The future of our planet depends on all of us. Together, we can tackle environmental challenges to ensure that nature will continue to thrive alongside future generations. WWF-Hong Kong’s education mission is to create conservation and sustainability advocates across generations through fun and engaging real-life experiences. This work is supported by a variety of partners who work closely with us to create innovative programmes that engage people from all walks of life to become a voice for nature in their communities. Through these partnerships, corporates contribute to conservation, foster a sense of environmental stewardship in their staff, management and the younger generation, and make a lasting positive impact on local communities.


The Body Shop sponsored the “Living with Less Plastic” project that focused on marine plastic pollution. Over its nine-month run, 15 individuals aged 18-24 were designated as Youth Conservation Leaders. Their mission was to promote “no single-use plastic” messages to the wider community through conservation actions facilitated by WWF and their own innovative projects. Comprehensive training workshops were conducted to equip these future leaders with skills and knowledge, covering topics such as marine biodiversity and conservation, the ecological footprint and project management skills. After undergoing training, the young participants were able to effectively communicate conservation messages through projects they designed themselves.

Three teams were formed to develop and execute these community projects. Their efforts were concentrated on three types of waste: single-use bottles, Styrofoam boxes from wet markets and body care product containers. The projects took various formats, including video production, behavioural surveys, educational booths, and market research. Their initiatives reached over 2,500 community members.


Plastic pollution is a grave threat to the planet – in Hong Kong alone, over 29,000 tonnes of plastic enter the environment annually. The low recycling rate in the city further underscores the need for education and transparency in transitioning to a circular economy. SC Johnson sponsored a six-month programme to educate and raise awareness about plastic circularity, promote daily recycling and restore trust in Hong Kong’s recycling industry.

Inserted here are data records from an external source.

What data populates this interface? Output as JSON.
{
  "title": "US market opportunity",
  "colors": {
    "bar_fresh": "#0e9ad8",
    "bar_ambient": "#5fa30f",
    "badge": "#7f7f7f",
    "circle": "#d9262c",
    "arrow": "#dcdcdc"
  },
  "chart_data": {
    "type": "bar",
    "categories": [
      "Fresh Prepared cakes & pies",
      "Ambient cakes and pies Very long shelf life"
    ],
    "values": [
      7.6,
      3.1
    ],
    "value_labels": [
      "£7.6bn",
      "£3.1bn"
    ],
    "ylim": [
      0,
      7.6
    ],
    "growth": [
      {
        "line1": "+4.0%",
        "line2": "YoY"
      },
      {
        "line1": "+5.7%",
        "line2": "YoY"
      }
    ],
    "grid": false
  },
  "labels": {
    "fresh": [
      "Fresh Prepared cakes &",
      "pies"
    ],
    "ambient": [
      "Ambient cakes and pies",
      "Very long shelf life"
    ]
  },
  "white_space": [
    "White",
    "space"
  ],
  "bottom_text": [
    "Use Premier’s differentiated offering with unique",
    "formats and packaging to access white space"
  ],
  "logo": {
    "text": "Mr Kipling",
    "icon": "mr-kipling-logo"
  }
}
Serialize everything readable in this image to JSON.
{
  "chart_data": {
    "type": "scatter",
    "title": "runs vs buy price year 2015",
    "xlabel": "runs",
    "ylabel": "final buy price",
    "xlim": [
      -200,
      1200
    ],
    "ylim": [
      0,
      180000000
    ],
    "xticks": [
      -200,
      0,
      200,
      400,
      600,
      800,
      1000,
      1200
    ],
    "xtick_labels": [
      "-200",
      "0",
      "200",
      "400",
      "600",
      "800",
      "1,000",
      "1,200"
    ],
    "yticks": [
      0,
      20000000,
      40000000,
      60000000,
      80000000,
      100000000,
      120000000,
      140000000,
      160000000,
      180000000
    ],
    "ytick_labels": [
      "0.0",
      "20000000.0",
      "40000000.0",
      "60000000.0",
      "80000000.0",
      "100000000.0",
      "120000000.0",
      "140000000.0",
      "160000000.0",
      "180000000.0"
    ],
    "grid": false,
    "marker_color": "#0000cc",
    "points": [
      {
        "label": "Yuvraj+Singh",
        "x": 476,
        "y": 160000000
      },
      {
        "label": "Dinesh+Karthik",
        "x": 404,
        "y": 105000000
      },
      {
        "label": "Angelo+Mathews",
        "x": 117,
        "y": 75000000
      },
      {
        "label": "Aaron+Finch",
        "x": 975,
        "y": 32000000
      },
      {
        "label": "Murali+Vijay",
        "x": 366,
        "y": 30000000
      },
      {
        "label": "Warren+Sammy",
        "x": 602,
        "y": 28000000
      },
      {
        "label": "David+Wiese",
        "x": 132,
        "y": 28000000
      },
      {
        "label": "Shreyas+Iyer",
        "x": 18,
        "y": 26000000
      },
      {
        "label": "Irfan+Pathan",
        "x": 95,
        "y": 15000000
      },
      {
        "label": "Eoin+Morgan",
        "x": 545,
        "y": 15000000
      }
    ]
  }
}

The programme's first component was a “Plastic Circularity Public Education Workshop”. It attracted over 200 individuals, educating them about the importance and benefits of transitioning to a plastic circular economy and giving them hands-on experience with plastic upcycling.

Stage two was a Recyclable Styrofoam Circularity Survey that collected baseline data on disposed Styrofoam boxes and fruit wrapping in wet markets, aiming to raise awareness and propose solutions to reduce Styrofoam waste. The survey revealed that retailers generally have positive attitudes towards solving this problem and were open to implementing better disposal methods and exploring reuse options.